From the shopper’s perspective, this service is free for many customers that have an AmericanExpress, MasterCard, or Chase payment card, or a PayPal account. Customers can see delivery date and time estimates based on order cutoff times, adding transparency on top of the 2-day shipping benefits. Some of the millions of shoppers that are already ShopRunner members also take advantage of the ShopRunner website, where they can search for products across the ShopRunner network and find stores carrying the items they’re looking for.
Merchants can now express interest in using this integration via: https://business.adobe.com/au/resources/shoprunner-adobe.html
Adobe has already announced integrations they’ve built with companies like Bolt, PayPal, Walmart Marketplace, and Walmart’s fulfillment software, which are all listed in the Magento Marketplace. It’s part of their strategy of allowing merchants to pick and choose additional integrations, rather than adding them all to Magento by default. This is intended to make Magento easier to manage, while simultaneously adding ways to grow your eCommerce business and thrive with Magento.
It’s a safe bet that we can all expect to see more and more integrations like this from Adobe popping up in the Magento Marketplace for years to come.
Adobe Summit 2023
The last Magento Imagine was in 2019. Then, Imagine was scheduled to be rolled into Adobe Summit 2020. Like most tradeshows, Adobe Summit had to go virtual due to the pandemic. This left the Magento community with a variety of virtual events to attend, but no cohesive in-person event.
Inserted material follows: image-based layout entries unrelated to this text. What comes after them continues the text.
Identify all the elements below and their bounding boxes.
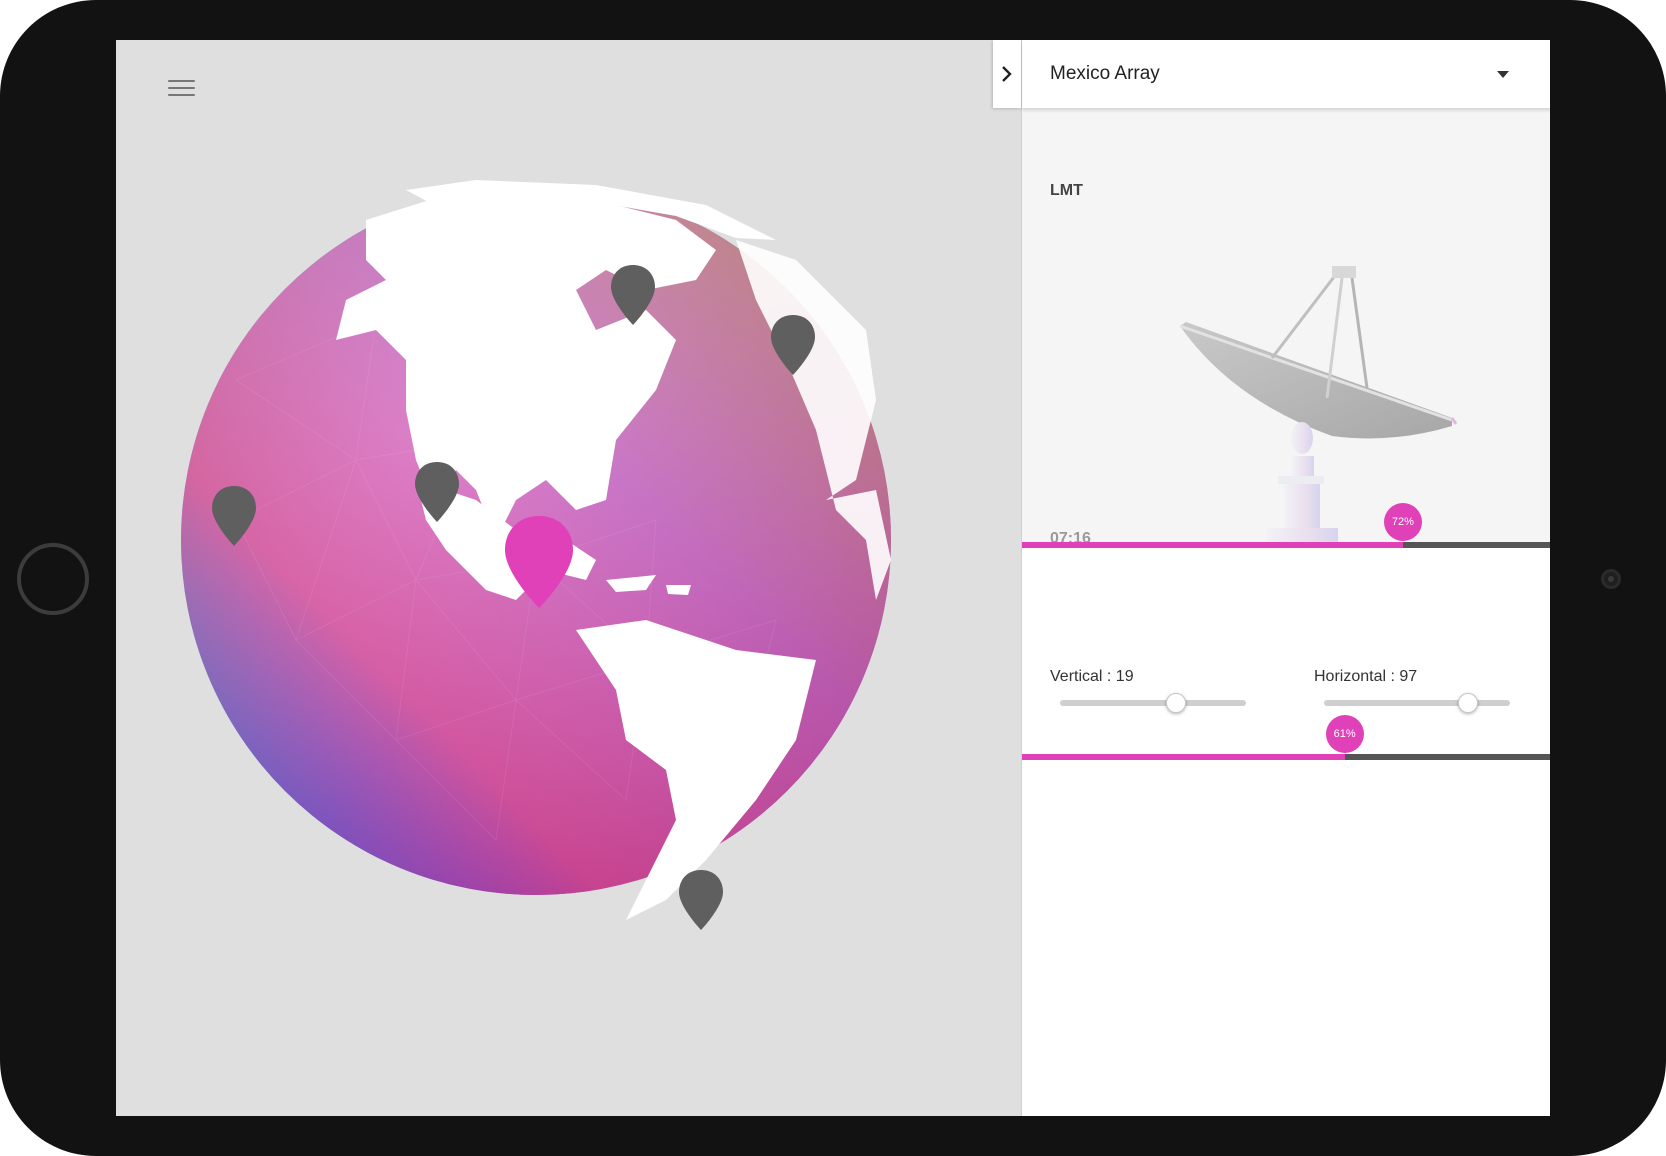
playback-fill [1022, 542, 1403, 548]
tablet-frame: Mexico Array LMT 07:16 72% Vertical: 19… [0, 0, 1666, 1156]
dish-icon [1152, 238, 1482, 548]
secondary-fill [1022, 754, 1345, 760]
horizontal-label: Horizontal : 97 [1314, 668, 1418, 685]
horizontal-slider[interactable] [1324, 693, 1510, 713]
globe-svg [181, 180, 891, 930]
chevron-right-icon [1002, 66, 1012, 82]
site-dropdown-value: Mexico Array [1050, 63, 1160, 84]
site-code: LMT [1050, 182, 1083, 199]
secondary-slider[interactable]: 61% [1022, 715, 1550, 760]
marker-south-america [679, 870, 723, 930]
home-button[interactable] [17, 543, 89, 615]
camera-icon [1601, 569, 1621, 589]
caret-down-icon [1497, 70, 1509, 78]
vertical-slider[interactable] [1060, 693, 1246, 713]
secondary-percent-badge[interactable]: 61% [1325, 715, 1364, 753]
app-screen: Mexico Array LMT 07:16 72% Vertical: 19… [116, 40, 1550, 1116]
vertical-label: Vertical : 19 [1050, 668, 1134, 685]
hamburger-icon[interactable] [161, 68, 201, 108]
globe-view[interactable] [176, 180, 956, 1040]
vertical-control: Vertical : 19 [1050, 668, 1250, 713]
panel-toggle-button[interactable] [993, 40, 1021, 108]
playback-slider[interactable]: 72% [1022, 503, 1550, 548]
horizontal-control: Horizontal : 97 [1314, 668, 1514, 713]
vertical-slider-thumb[interactable] [1165, 693, 1186, 713]
telescope-viewer[interactable]: LMT 07:16 [1022, 108, 1550, 548]
playback-percent-badge[interactable]: 72% [1383, 503, 1422, 541]
side-panel: Mexico Array LMT 07:16 72% Vertical: 19… [1021, 40, 1550, 1116]
site-dropdown[interactable]: Mexico Array [1022, 40, 1550, 108]
horizontal-slider-thumb[interactable] [1458, 693, 1479, 713]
While Meet Magento events have resumed around the globe, we’re very excited that Adobe Summit 2023 will be a hybrid event. It’s scheduled for March 21-23, 2023 at the Venetian in Las Vegas. While Meet Magento New York will be the closest thing we’ll get to Magento Imagine this year, we’re hopeful that Adobe will dedicate space and resources for the Magento community to gather, network, learn, and grow at next year’s Adobe Summit.